Some 300,000 of the 1.6 million US soldiers who have served in Iraq and Afghanistan suffer from the psychological traumas of post-traumatic stress disorder, depression or both, an independent study showed last month.
AFP, May 16, 2008

Using drugs to cope with battlefield traumas is not discussed much outside the Army, but inside the service it has been the subject of debate for years, the report says. "No magic pill can erase the image of a best friend's shattered body or assuage the guilt from having traded duty with him that day," it quoted Combat Stress Injury, a 2006 medical book edited by Charles Figley and William Nash that details how troops can be helped by such drugs. "Medication can, however, alleviate some debilitating and nearly intolerable symptoms of combat and operational stress injuries" and "help restore personnel to full functioning capacity."
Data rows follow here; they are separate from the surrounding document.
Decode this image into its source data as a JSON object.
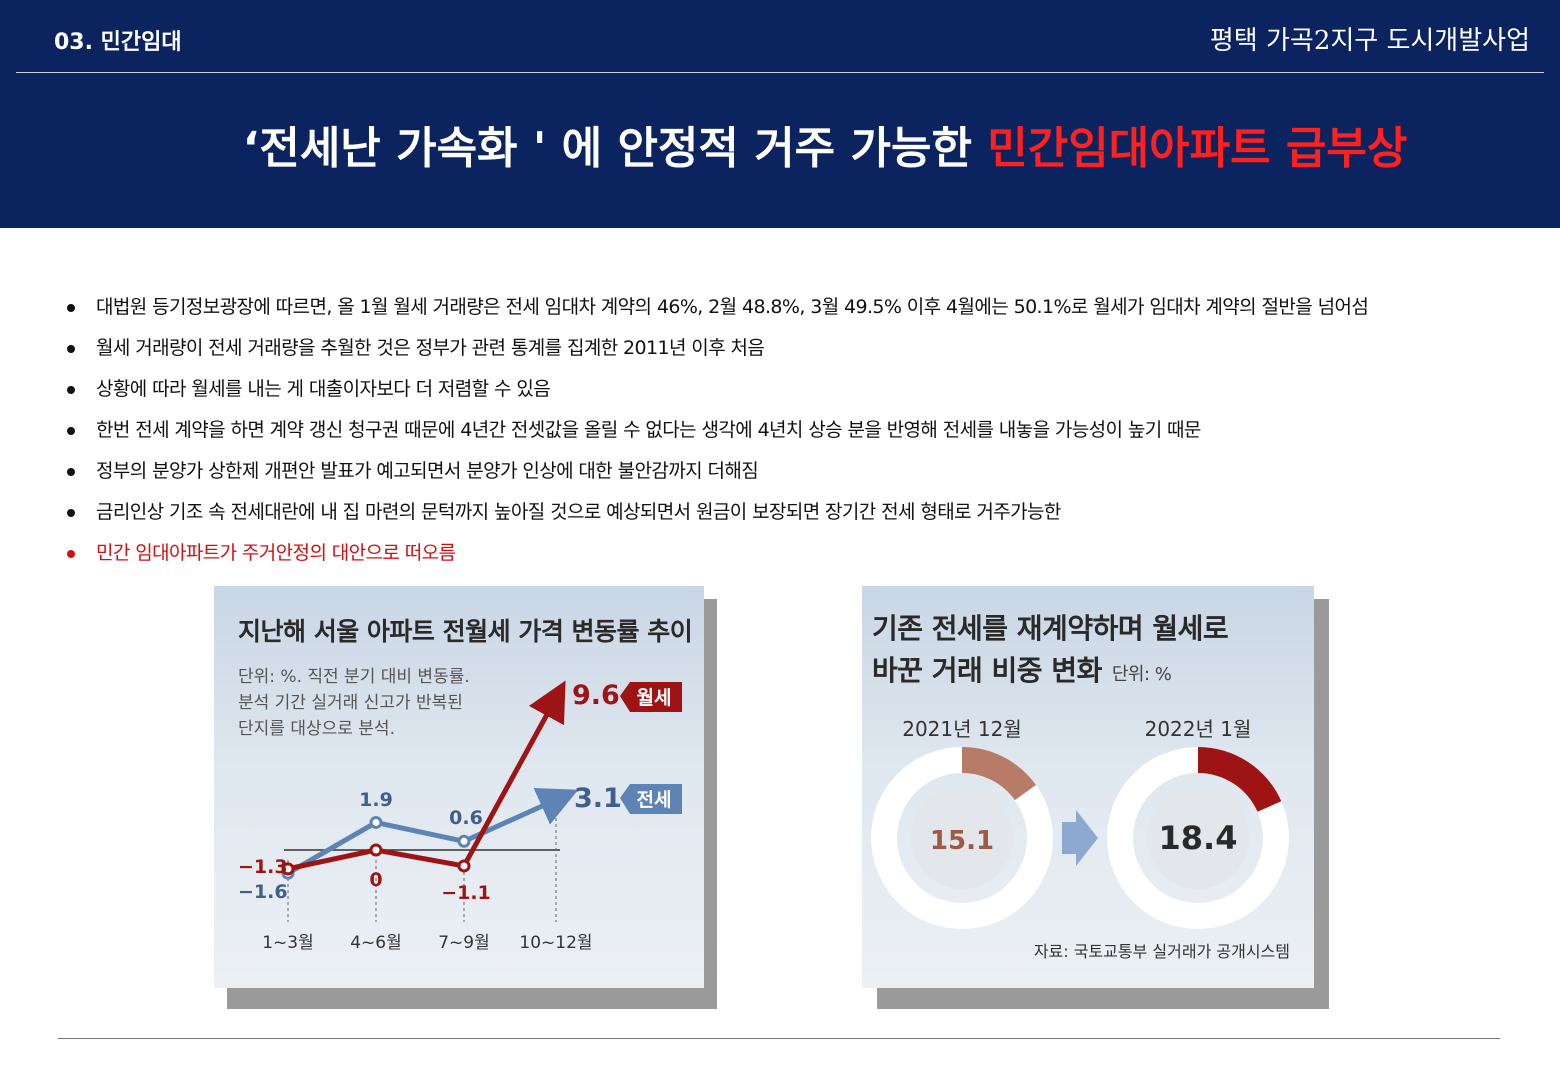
{
  "header": {
    "section": "03. 민간임대",
    "project": "평택 가곡2지구 도시개발사업",
    "headline_white": "‘전세난 가속화 ' 에 안정적 거주 가능한 ",
    "headline_red": "민간임대아파트 급부상",
    "accent_red": "#ff2020",
    "bg_color": "#0b2460"
  },
  "bullets": [
    "대법원 등기정보광장에 따르면, 올 1월 월세 거래량은 전세 임대차 계약의 46%, 2월 48.8%, 3월 49.5% 이후 4월에는 50.1%로 월세가 임대차 계약의 절반을 넘어섬",
    "월세 거래량이 전세 거래량을 추월한 것은 정부가 관련 통계를 집계한 2011년 이후 처음",
    "상황에 따라 월세를 내는 게 대출이자보다 더 저렴할 수 있음",
    "한번 전세 계약을 하면 계약 갱신 청구권 때문에 4년간 전셋값을 올릴 수 없다는 생각에 4년치 상승 분을 반영해 전세를 내놓을 가능성이 높기 때문",
    "정부의 분양가 상한제 개편안 발표가 예고되면서 분양가 인상에 대한 불안감까지 더해짐",
    "금리인상 기조 속 전세대란에 내 집 마련의 문턱까지 높아질 것으로 예상되면서 원금이 보장되면 장기간 전세 형태로 거주가능한",
    "민간 임대아파트가 주거안정의 대안으로 떠오름"
  ],
  "chart_data": [
    {
      "type": "line",
      "title": "지난해 서울 아파트 전월세 가격 변동률 추이",
      "note_lines": [
        "단위: %. 직전 분기 대비 변동률.",
        "분석 기간 실거래 신고가 반복된",
        "단지를 대상으로 분석."
      ],
      "categories": [
        "1~3월",
        "4~6월",
        "7~9월",
        "10~12월"
      ],
      "series": [
        {
          "name": "월세",
          "values": [
            -1.3,
            0,
            -1.1,
            9.6
          ],
          "labels": [
            "−1.3",
            "0",
            "−1.1",
            "9.6"
          ],
          "color": "#9e1414"
        },
        {
          "name": "전세",
          "values": [
            -1.6,
            1.9,
            0.6,
            3.1
          ],
          "labels": [
            "−1.6",
            "1.9",
            "0.6",
            "3.1"
          ],
          "color": "#5d84b4"
        }
      ],
      "zero_line": true,
      "legend": "right end labels"
    },
    {
      "type": "pie",
      "title_line1": "기존 전세를 재계약하며 월세로",
      "title_line2": "바꾼 거래 비중 변화",
      "unit": "단위: %",
      "items": [
        {
          "label": "2021년 12월",
          "value": 15.1,
          "value_text": "15.1",
          "color": "#b87b68"
        },
        {
          "label": "2022년 1월",
          "value": 18.4,
          "value_text": "18.4",
          "color": "#9e1414"
        }
      ],
      "source": "자료: 국토교통부 실거래가 공개시스템"
    }
  ]
}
Which means that any drug that keeps a soldier deployed and fighting also saves money on training and deploying replacements, according to the report, which also gives a downside: the number of soldiers requiring long-term mental-health services soars with repeated deployments and lengthy combat tours.

If troops do not get sufficient time away from combat -- both while in theatre and during the "dwell time" at home before they go back to war -- it's possible that antidepressants and sleeping aids will be used to stretch an already taut force even tighter, the report said, while quoting a former Pentagon personnel chief as saying, "This is what happens when you try to fight a long war with an army that wasn't designed for a long war."

Regarding the side effects of some mental-health medications, the article says that last year the US Food and Drug Administration (FDA) urged the makers of antidepressants to expand a 2004 "black box" warning that the drugs may increase the risk of suicide in children and adolescents. According to the report, there have been 164 Army suicides in Afghanistan and Iraq from the wars' start through 2007, and the annual rate there is now double the service's 2001 rate.